Relações Internacionais  n.28 Lisboa dez. 2010

 

Segurança Transatlântica

 

Bernardo Pires de Lima

Investigador do IPRI – UNL. Doutorando em Relações Internacionais na FCSH-UNL, onde desenvolve uma tese sobre a NATO e o fim da Guerra Fria. Comentador de assuntos internacionais na TVI24 e Rádio Renascença. Colunista do Diário de Notícias e da Majalla Magazine. É autor de Blair, a Moral e o Poder (Guerra & Paz, 2008).

 

 

Bruno Oliveira Martins, Segurança e Defesa na Narrativa Constitucional Europeia 1950-2008

Cascais: Principia, 2009, 152 pp.

O interesse académico português por questões de segurança e defesa europeias tem merecido alguma atenção do mercado editorial, o que pode ser explicado pela gradual europeização das políticas de defesa e da diplomacia portuguesas nas últimas duas décadas. O ensaio de Bruno Oliveira Martins (Universidade do Minho) insere-se neste percurso narrativo, embora não se esgote nele. A razão é simples: aferir da articulação entre o processo normativo presente na construção europeia – a que o autor chama «constitucional» – e a evolução de uma política de defesa comum, não é propriamente habitual no debate português e essa terá sido uma das razões para que o argumento tenha recebido o Prémio Jacques Delors 2009.

O livro está dividido em quatro partes: 1) explica a União Europeia (UE) enquanto sujeito constitucional com especificidades; 2) identifica os falhanços na segurança e defesa europeias, durante os primeiros quarenta anos, dando atenção ao Plano Fouchet e ao Relatório Davignog; 3) olha para o período pós-Guerra Fria e para a ambição de uma autonomia europeia; 4) analisa os passos entre a Cimeira de Saint-Malo e a aprovação do Tratado de Lisboa. Os argumentos que percorrem o ensaio são, essencialmente, dois: por um lado, a existência de uma narrativa constitucional que vai dando corpo à própria integração e que faz parte de uma plêiade multidisciplinar capaz de explicar a UE; por outro, esta dimensão constitucional foi capaz de influenciar a política de defesa e segurança comum e acabou por ser também influenciada por esta.

Por outras palavras, o constitucionalismo europeu deve ser interpretado como um corpo analítico autónomo no direito internacional, até pela própria natureza singular da UE, tendo emergido com o chumbo da Comunidade de Defesa (1954) e assumido um papel de normalidade quando o pilar da segurança regressou com Maastricht (1992).

A visão presente no livro e que procura, com sucesso, entrelaçar a dimensão normativa com a da defesa, podia ter ganho uma outra força se incluísse uma perspectiva sobre a influência que os alinhamentos de estados, as crises euroatlânticas ou os conflitos étnicos tiveram em todo o processo europeu de segurança.
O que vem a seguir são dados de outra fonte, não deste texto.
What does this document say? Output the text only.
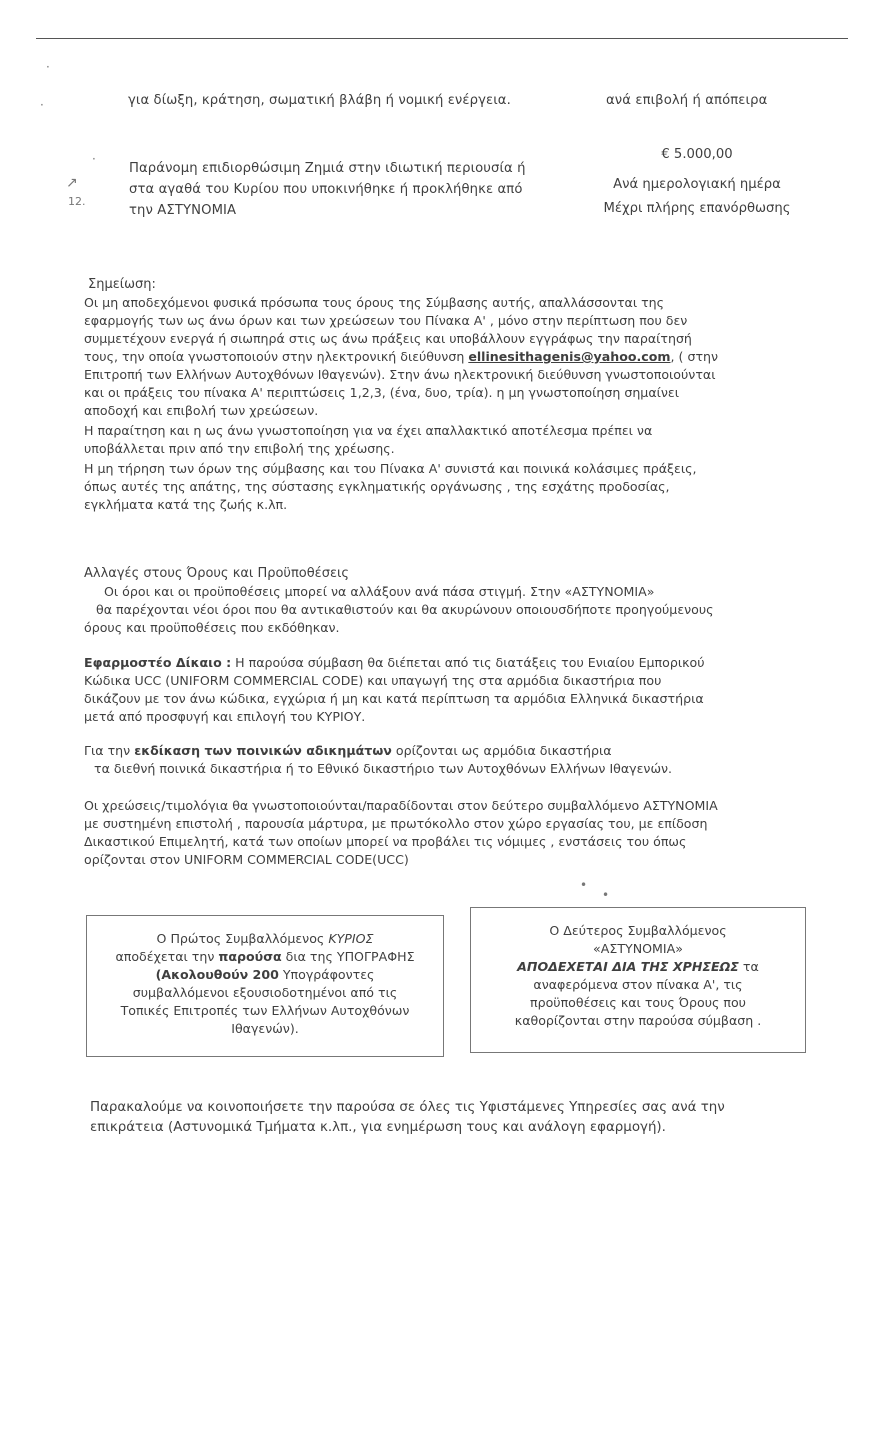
·
·
·
↗
για δίωξη, κράτηση, σωματική βλάβη ή νομική ενέργεια.	ανά επιβολή ή απόπειρα
12.
Παράνομη επιδιορθώσιμη Ζημιά στην ιδιωτική περιουσία ή
στα αγαθά του Κυρίου που υποκινήθηκε ή προκλήθηκε από
την ΑΣΤΥΝΟΜΙΑ
€ 5.000,00
Ανά ημερολογιακή ημέρα
Μέχρι πλήρης επανόρθωσης
Σημείωση:
Οι μη αποδεχόμενοι φυσικά πρόσωπα τους όρους της Σύμβασης αυτής, απαλλάσσονται της
εφαρμογής των ως άνω όρων και των χρεώσεων του Πίνακα Α' , μόνο στην περίπτωση που δεν
συμμετέχουν ενεργά ή σιωπηρά στις ως άνω πράξεις και υποβάλλουν εγγράφως την παραίτησή
τους, την οποία γνωστοποιούν στην ηλεκτρονική διεύθυνση ellinesithagenis@yahoo.com, ( στην
Επιτροπή των Ελλήνων Αυτοχθόνων Ιθαγενών). Στην άνω ηλεκτρονική διεύθυνση γνωστοποιούνται
και οι πράξεις του πίνακα Α' περιπτώσεις 1,2,3, (ένα, δυο, τρία). η μη γνωστοποίηση σημαίνει
αποδοχή και επιβολή των χρεώσεων.
Η παραίτηση και η ως άνω γνωστοποίηση για να έχει απαλλακτικό αποτέλεσμα πρέπει να
υποβάλλεται πριν από την επιβολή της χρέωσης.
Η μη τήρηση των όρων της σύμβασης και του Πίνακα Α' συνιστά και ποινικά κολάσιμες πράξεις,
όπως αυτές της απάτης, της σύστασης εγκληματικής οργάνωσης , της εσχάτης προδοσίας,
εγκλήματα κατά της ζωής κ.λπ.
Αλλαγές στους Όρους και Προϋποθέσεις
Οι όροι και οι προϋποθέσεις μπορεί να αλλάξουν ανά πάσα στιγμή. Στην «ΑΣΤΥΝΟΜΙΑ»
θα παρέχονται νέοι όροι που θα αντικαθιστούν και θα ακυρώνουν οποιουσδήποτε προηγούμενους
όρους και προϋποθέσεις που εκδόθηκαν.
Εφαρμοστέο Δίκαιο : Η παρούσα σύμβαση θα διέπεται από τις διατάξεις του Ενιαίου Εμπορικού
Κώδικα UCC (UNIFORM COMMERCIAL CODE) και υπαγωγή της στα αρμόδια δικαστήρια που
δικάζουν με τον άνω κώδικα, εγχώρια ή μη και κατά περίπτωση τα αρμόδια Ελληνικά δικαστήρια
μετά από προσφυγή και επιλογή του ΚΥΡΙΟΥ.
Για την εκδίκαση των ποινικών αδικημάτων ορίζονται ως αρμόδια δικαστήρια
τα διεθνή ποινικά δικαστήρια ή το Εθνικό δικαστήριο των Αυτοχθόνων Ελλήνων Ιθαγενών.
Οι χρεώσεις/τιμολόγια θα γνωστοποιούνται/παραδίδονται στον δεύτερο συμβαλλόμενο ΑΣΤΥΝΟΜΙΑ
με συστημένη επιστολή , παρουσία μάρτυρα, με πρωτόκολλο στον χώρο εργασίας του, με επίδοση
Δικαστικού Επιμελητή, κατά των οποίων μπορεί να προβάλει τις νόμιμες , ενστάσεις του όπως
ορίζονται στον UNIFORM COMMERCIAL CODE(UCC)
•
•
Ο Πρώτος Συμβαλλόμενος ΚΥΡΙΟΣ
αποδέχεται την παρούσα δια της ΥΠΟΓΡΑΦΗΣ
(Ακολουθούν 200 Υπογράφοντες
συμβαλλόμενοι εξουσιοδοτημένοι από τις
Τοπικές Επιτροπές των Ελλήνων Αυτοχθόνων
Ιθαγενών).
Ο Δεύτερος Συμβαλλόμενος
«ΑΣΤΥΝΟΜΙΑ»
ΑΠΟΔΕΧΕΤΑΙ ΔΙΑ ΤΗΣ ΧΡΗΣΕΩΣ τα
αναφερόμενα στον πίνακα Α', τις
προϋποθέσεις και τους Όρους που
καθορίζονται στην παρούσα σύμβαση .
Παρακαλούμε να κοινοποιήσετε την παρούσα σε όλες τις Υφιστάμενες Υπηρεσίες σας ανά την
επικράτεια (Αστυνομικά Τμήματα κ.λπ., για ενημέρωση τους και ανάλογη εφαρμογή).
Alguns dos momentos traçados no ensaio de Bruno Oliveira Martins têm génese e desenvolvimento por via dessas externalidades à própria normatização do processo de integração. Uma narrativa que certamente o autor explorará em futuros ensaios de igual qualidade.

 

James M. Goldgeier, The Future of NATO

Nova York, Council on Foreign Relations Special Report, Fevereiro de 2010, 33 pp.

Não sendo um típico livro está contudo disponível em brochura e deve ser encarado com um dos mais importantes contributos para o debate sobre o futuro da NATO. Centrada no enquadramento e narrativa do novo conceito estratégico da Aliança, entretanto aprovado na Cimeira de Lisboa, a proposta de James Goldgeier (Universidade George Washington e Council on Foreign Relations) percorre ainda outros caminhos.

O primeiro, parte de uma intuição do autor sobre a recusa dos Estados Unidos em criarem a nato hoje caso ela não existisse. Por pressões de muitas correntes da sua política externa com peso nas decisões e que fazem prevalecer as coligações de vontade em função das missões ou da permanência de alianças onde, como a NATO, se decide por consenso. Goldgeier reconhece, porém, que o sucesso da NATO na história e desenvolvimento euroatlântico justifica a sua manutenção e adaptação a um quadro geopolítico internacional em transição.

Assim, a NATO deve sublinhar a importância da sua segurança colectiva e incluir no seu âmbito as ameaças que entretanto se impuseram: terrorismo, ataque nuclear, ciberterrorismo ou cortes ao fornecimento energético. Para o autor, se a segurança colectiva não reconhecer isto a nato perde definitivamente importância para a política de segurança nacional norte-americana.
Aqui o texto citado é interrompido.